Ma non è solo un fenomeno statunitense: la domanda di saldatori è cresciuta del 25% negli ultimi tre anni, mentre quella di elettricisti ha registrato un aumento del 18%, e fino al 30% nel settore delle costruzioni. Questo aumento è così marcato che il sistema non riesce a generare abbastanza personale per soddisfare la richiesta.
Il settore manifatturiero ne è un esempio lampante: per ogni 100 giovani che si inseriscono, 102 ne abbandonano. Questa discrepanza non è un problema temporaneo, ma un cambiamento strutturale del mercato del lavoro, un'opportunità per la Generazione Z, secondo Sander van’t Noordende, CEO di Randstad, di trovare impiego in professioni meno esposte all’automazione.
Jensen Huang, CEO di Nvidia, ha sottolineato come l'espansione dell'IA creerà opportunità per figure professionali tradizionali, con salari in forte crescita. “Non serve un dottorato in informatica per guadagnarsi una vita”, ha affermato.

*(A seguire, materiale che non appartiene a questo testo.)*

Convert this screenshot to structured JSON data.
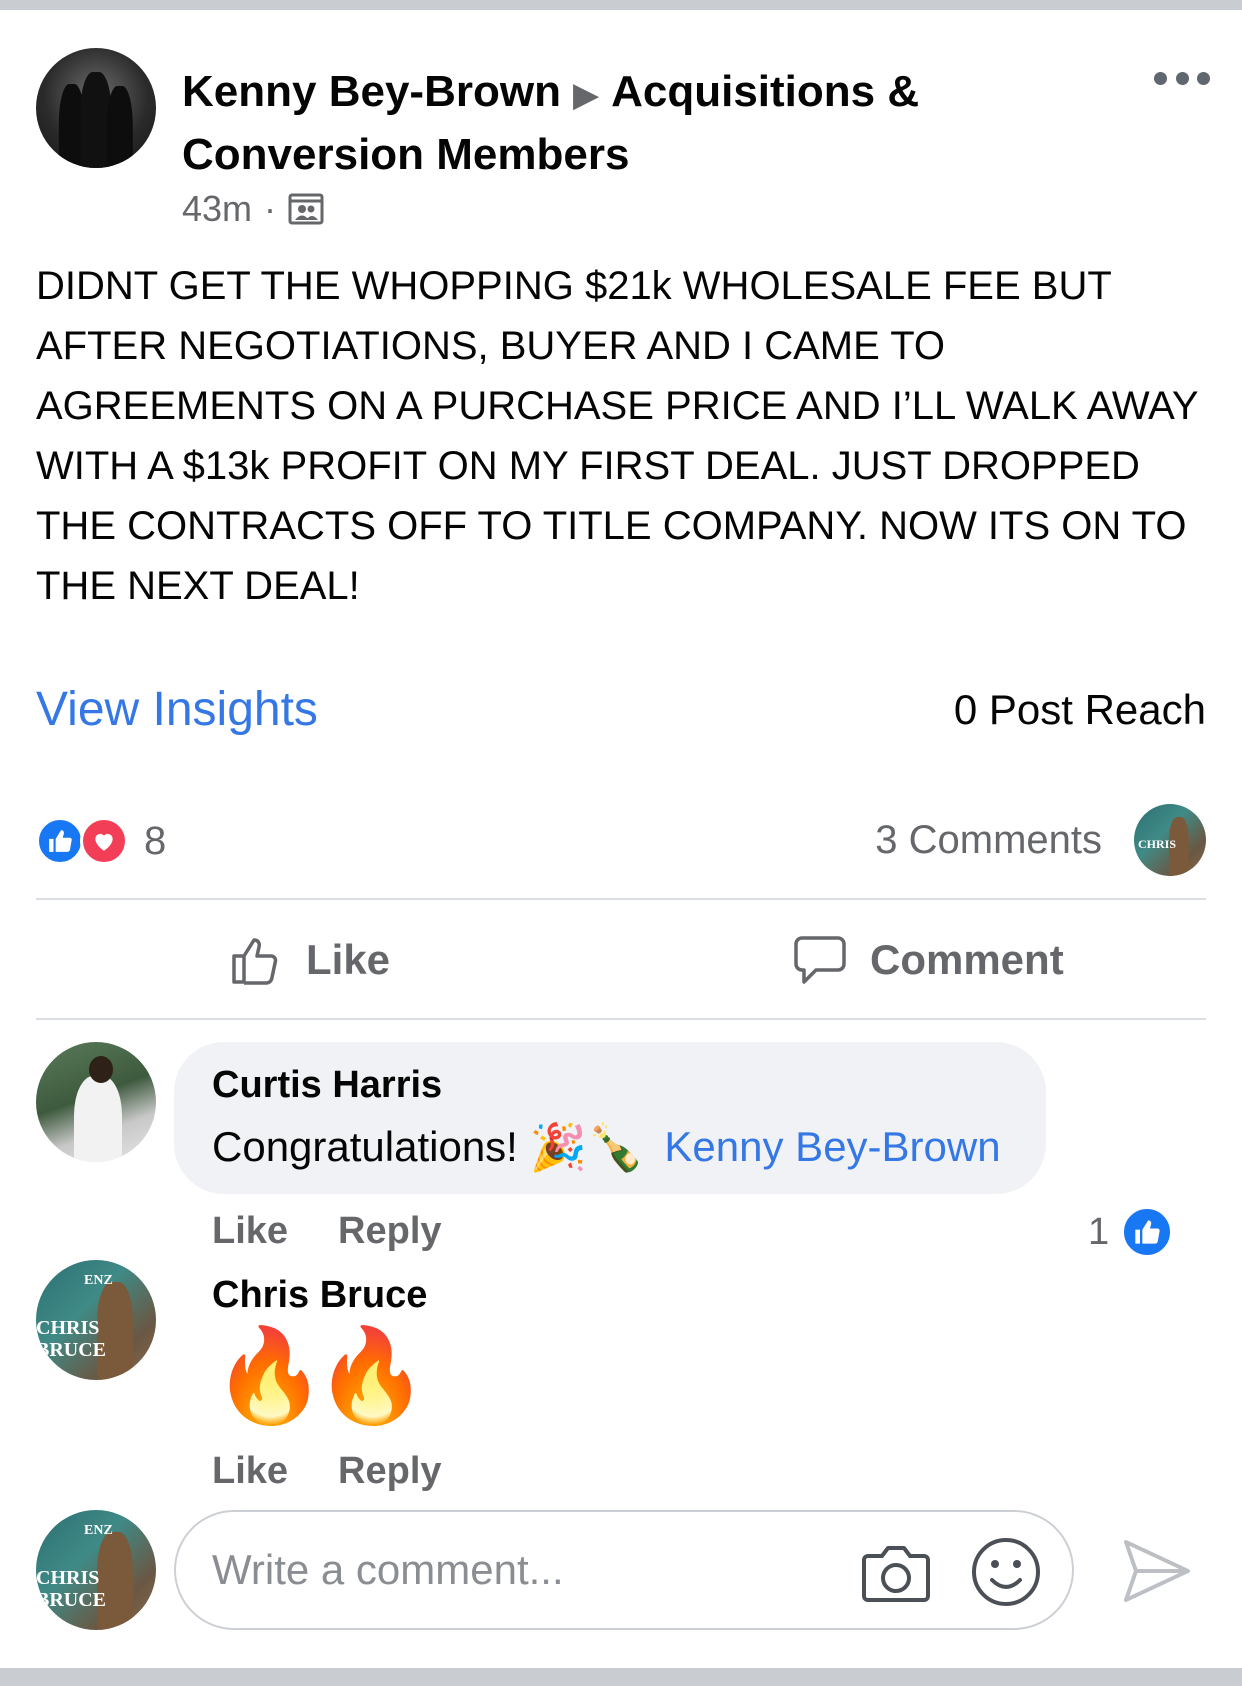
{
  "post": {
    "author": "Kenny Bey-Brown",
    "group": "Acquisitions & Conversion  Members",
    "time": "43m",
    "separator": "·",
    "text": "DIDNT GET THE WHOPPING $21k WHOLESALE FEE BUT AFTER NEGOTIATIONS, BUYER AND I CAME TO AGREEMENTS ON A PURCHASE PRICE AND I’LL WALK AWAY WITH A $13k PROFIT ON MY FIRST DEAL. JUST DROPPED THE CONTRACTS OFF TO TITLE COMPANY. NOW ITS ON TO THE NEXT DEAL!"
  },
  "insights": {
    "view_label": "View Insights",
    "reach": "0 Post Reach"
  },
  "stats": {
    "reaction_count": "8",
    "comments": "3 Comments"
  },
  "actions": {
    "like": "Like",
    "comment": "Comment"
  },
  "comments": [
    {
      "name": "Curtis Harris",
      "text": "Congratulations!",
      "emoji": "🎉🍾",
      "mention": "Kenny Bey-Brown",
      "like": "Like",
      "reply": "Reply",
      "like_count": "1"
    },
    {
      "name": "Chris Bruce",
      "emoji_1": "🔥",
      "emoji_2": "🔥",
      "like": "Like",
      "reply": "Reply",
      "avatar_text_1": "CHRIS",
      "avatar_text_2": "BRUCE",
      "avatar_logo": "ENZ"
    }
  ],
  "composer": {
    "placeholder": "Write a comment..."
  },
  "colors": {
    "link": "#3578e5",
    "secondary_text": "#65676b",
    "like_blue": "#1877f2",
    "love_red": "#f33e58",
    "bubble_bg": "#f0f2f5"
  }
}
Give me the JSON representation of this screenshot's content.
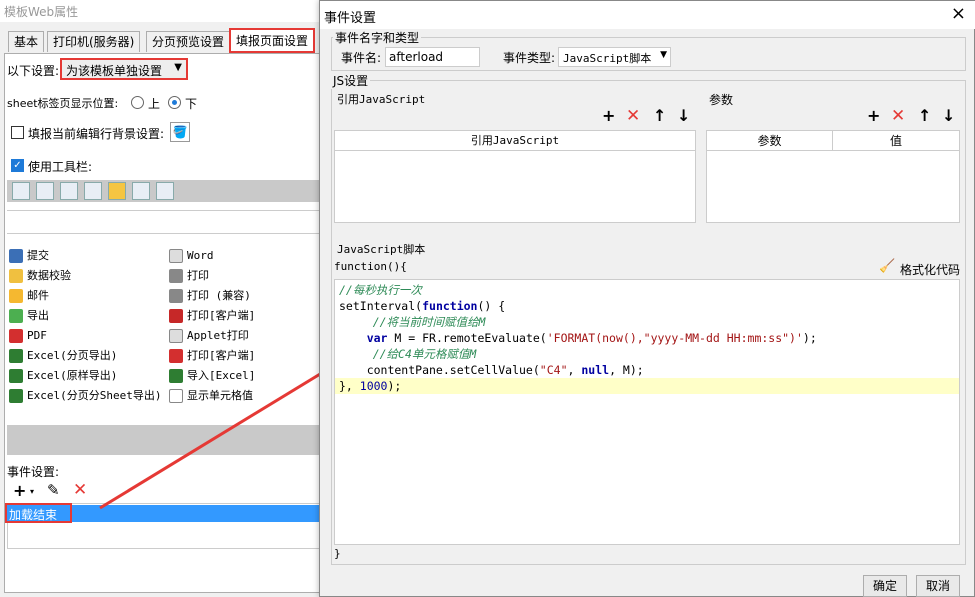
{
  "left_window": {
    "title": "模板Web属性",
    "tabs": [
      "基本",
      "打印机(服务器)",
      "分页预览设置",
      "填报页面设置"
    ],
    "selected_tab": 3,
    "settings_label": "以下设置:",
    "settings_value": "为该模板单独设置",
    "sheet_tab_label": "sheet标签页显示位置:",
    "sheet_tab_top": "上",
    "sheet_tab_bottom": "下",
    "bg_setting_label": "填报当前编辑行背景设置:",
    "toolbar_label": "使用工具栏:",
    "toolbar_items_left": [
      "提交",
      "数据校验",
      "邮件",
      "导出",
      "PDF",
      "Excel(分页导出)",
      "Excel(原样导出)",
      "Excel(分页分Sheet导出)"
    ],
    "toolbar_items_right": [
      "Word",
      "打印",
      "打印 (兼容)",
      "打印[客户端]",
      "Applet打印",
      "打印[客户端]",
      "导入[Excel]",
      "显示单元格值"
    ],
    "event_label": "事件设置:",
    "event_item": "加载结束"
  },
  "dialog": {
    "title": "事件设置",
    "close": "×",
    "name_type_group": "事件名字和类型",
    "event_name_label": "事件名:",
    "event_name_value": "afterload",
    "event_type_label": "事件类型:",
    "event_type_value": "JavaScript脚本",
    "js_group": "JS设置",
    "ref_js_label": "引用JavaScript",
    "ref_js_col": "引用JavaScript",
    "params_label": "参数",
    "params_cols": [
      "参数",
      "值"
    ],
    "script_label": "JavaScript脚本",
    "func_open": "function(){",
    "func_close": "}",
    "format_code": "格式化代码",
    "ok": "确定",
    "cancel": "取消",
    "code_lines": [
      "//每秒执行一次",
      "setInterval(function() {",
      "    //将当前时间赋值给M",
      "    var M = FR.remoteEvaluate('FORMAT(now(),\"yyyy-MM-dd HH:mm:ss\")');",
      "    //给C4单元格赋值M",
      "    contentPane.setCellValue(\"C4\", null, M);",
      "}, 1000);"
    ]
  },
  "colors": {
    "accent": "#e53935",
    "selection": "#3399ff",
    "highlight_line": "#ffffc8"
  }
}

Per affrontare questa carenza, alcune aziende tecnologiche stanno investendo in programmi di formazione. Google, ad esempio, ha finanziato iniziative per formare 100.000 elettricisti entro il 2030, con l'obiettivo di aumentare del 70% il numero di professionisti disponibili. Anche NVIDIA sta collaborando con aziende di costruzione e enti del lavoro per creare percorsi formativi accelerati, come il progetto con Adaptive Construction Solutions (ACS), per formare 10.000 apprendisti in settori chiave come l'elettricità, il condizionamento, la saldatura e l'installazione di sistemi. La formazione si accompagna al lavoro retribuito.
La costruzione di data center richiede un investimento significativo in manodopera, con il 45-70% dei costi destinati al lavoro elettrico. Gli Stati Uniti, ad esempio, avranno bisogno di circa 300.000 nuovi elettricisti nella prossima decade, per sostituire i 200.000 che andranno in pensione. Si stima un deficit annuale di 81.000 professionisti, e McKinsey prevede la necessità di altri 130.000 elettricisti e 240.000 lavoratori edili entro il 2030.
Il futuro resta incerto: una volta completati, i data center necessitano di personale specializzato in manutenzione e gestione, ma non di un gran numero di figure. Per ora, però, l'urgenza è chiara: l'intelligenza artificiale non solo sta trasformando il lavoro digitale, ma sta anche rivalutando il lavoro manuale, un settore che, per troppo tempo, è stato trascurato.
La cifra parla da sola: il costo del lavoro elettrico nella costruzione di un data center può rappresentare fino al 70% del budget totale. Questa è la nuova frontiera, e chi possiede le competenze necessarie sarà protagonista del futuro.